During these challenging cold winter days, do you notice an unusual quiet outside? Bet you don’t miss the constant hum, or should I say, roar, of multiple landscapers blowing leaves, cut grasses, twigs and whatever in your neighborhood? Winter offers some advantages over the other three seasons when it comes to our outdoor audio.
As we think of ways that we can help our health and the planet, the harm caused by gasoline-powered leaf blowers rise near the top of the list. Leaf blowers are bad for health. By health, I mean the health of: the leaf-blower operators; the rest of us, and our planet.
Here’s why.
Bad for Us
Gas-powered leaf blowers damage the hearing, and the lungs of its operators, and the rest of us.
- The noise of a gasoline-powered leaf blower can exceed 100 decibels of low frequency, wall-penetrating sound, as much noise as a plane taking off, at levels that can cause tinnitus and hearing loss with long exposure.
- Gasoline-powered leaf blowers emit pollutants — carbon monoxide, smog-forming nitrous oxides, and carcinogenic hydrocarbons. A single leaf-blower emits more pollution in one-half hour than a Ford F150 pickup truck emits over 3,000 miles.
- The noise also affects the mental health of bystanders and neighbors.
Bad for the Planet
The health of our planet is also at stake. Leaves are important to the ecosystem.
- They provide good, organic fertilizer for lawns when mulched with a mulching lawn mower.
- Leaves are also good for perennials, bushes and trees when bedded around them, insulating their roots, and reducing the freezing and thawing that damages roots, and in warm months, retaining moisture.
- And leaves provide habitat for insects, birds, and small animals, all of which contribute to biodiversity that‘s essential.
So instead of blowing the leaves away, think about put leaves to good use: fertilizing your lawn and garden. In fact, fertilizing with mulched leaves is much better than applying chemicals. Chemicals make grass grow too fast; as a result, more mowing and watering is required. Plus, chemical fertilizers kill worms that are beneficial to the soil and to birds.
I speak from experience about the benefits of leave fertilization. When I converted to organic leaf fertilizing of my lawn, it became softer to walk upon as the worms returned, and we saw more robins hopping about the lawn, listening, and feeling for worms, and more monarch butterflies nearby, and more bees, important pollinators.
Want some direction on how to compost your leaves, check out Skip Hobbes blog here.

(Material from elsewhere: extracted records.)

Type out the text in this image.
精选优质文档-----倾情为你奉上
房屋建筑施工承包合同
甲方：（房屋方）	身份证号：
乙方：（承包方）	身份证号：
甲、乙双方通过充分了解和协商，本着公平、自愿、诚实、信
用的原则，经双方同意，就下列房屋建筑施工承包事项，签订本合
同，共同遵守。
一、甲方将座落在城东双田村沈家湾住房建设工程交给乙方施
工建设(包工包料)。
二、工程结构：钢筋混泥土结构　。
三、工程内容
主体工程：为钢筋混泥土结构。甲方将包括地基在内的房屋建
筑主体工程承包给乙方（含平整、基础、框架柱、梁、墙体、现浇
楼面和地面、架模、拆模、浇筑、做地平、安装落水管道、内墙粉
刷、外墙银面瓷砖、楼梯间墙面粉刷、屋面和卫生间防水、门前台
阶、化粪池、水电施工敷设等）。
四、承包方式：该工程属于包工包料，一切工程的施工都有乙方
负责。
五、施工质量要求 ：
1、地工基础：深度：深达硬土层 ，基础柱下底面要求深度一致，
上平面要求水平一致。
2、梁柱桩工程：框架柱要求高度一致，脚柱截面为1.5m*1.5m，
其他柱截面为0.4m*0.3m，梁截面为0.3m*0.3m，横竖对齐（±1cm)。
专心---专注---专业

What’s a mulching lawn mower?
It’s a mower which chops up the grass clippings and the leaves, and deposits them in its wake rather than spewing them into a bag that likely goes to the Transfer Station and a landfill Most lawn mowers can be made mulching mowers with the simple adjustment to or addition of a plate that blocks the exit of clippings.
Win…Win…Win
So, reducing the use of gasoline-powered leaf blowers is a win, win, win — for the health of its operators, for our health, including our mental health, and for the health of our planet. Other towns are restricting the use of gasoline-powered leaf blowers — including Greenwich, Ridgefield, Tarrytown, Dobbs Ferry, Nantucket, Cambridge Massachusetts, Burlington VT, and Washington DC. California is phasing out the sale of gasoline-powered leaf blowers (Source)

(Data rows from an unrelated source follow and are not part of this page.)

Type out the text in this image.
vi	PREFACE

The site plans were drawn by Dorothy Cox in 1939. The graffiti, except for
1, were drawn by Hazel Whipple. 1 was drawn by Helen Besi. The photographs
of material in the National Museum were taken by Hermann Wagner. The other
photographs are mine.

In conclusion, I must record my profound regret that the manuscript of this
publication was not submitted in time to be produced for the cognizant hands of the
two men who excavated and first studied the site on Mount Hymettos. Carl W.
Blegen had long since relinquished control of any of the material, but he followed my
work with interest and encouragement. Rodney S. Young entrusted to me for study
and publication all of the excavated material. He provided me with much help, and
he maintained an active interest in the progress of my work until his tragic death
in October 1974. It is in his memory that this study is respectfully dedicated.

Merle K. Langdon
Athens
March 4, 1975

If one must blow leaves, battery-powered leaf blowers are almost as powerful as gasoline-powered leaf blowers, MUCH quieter, and emit no pollutants. We have a Greenworks battery-powered leaf blower that we use occasionally to clear our terrace. Conveniently, it uses the same batteries as our Greenworks lawn mower and Greenworks chainsaw. In our yard, we let all the leaves fall, then rake them up with hand rakes — we get exercise, q-u-i-e-t, and no pollution. Reducing the use of gasoline-powered leaf blowers is a win, win, win — for the operators, for us, and for our planet.
Informative. Timely. In an age when one can not help but feel overwhelmed and powerless with climate change imminent, it is going to be the little changes that each of us do that add up. Thank you for sharing your personal positive and practical advice.
I couldn’t agree more with Peter Hanson’s take on the annoyance and menace that leaf blowers represent. His facts are solid and convincing — as much pollutants in an hour from a gas-powered leaf blower as a truck generates over 3000 miles! There will come a time—sooner than later, I hope —when the noise and environmental damage of gas-powered leaf blowers will seem as unthinkably retrograde as using DDT or dumping solvents and chemicals into a stream. I hope responses like Peter’s will help us rethink our current (bad) habits and adopt better ones.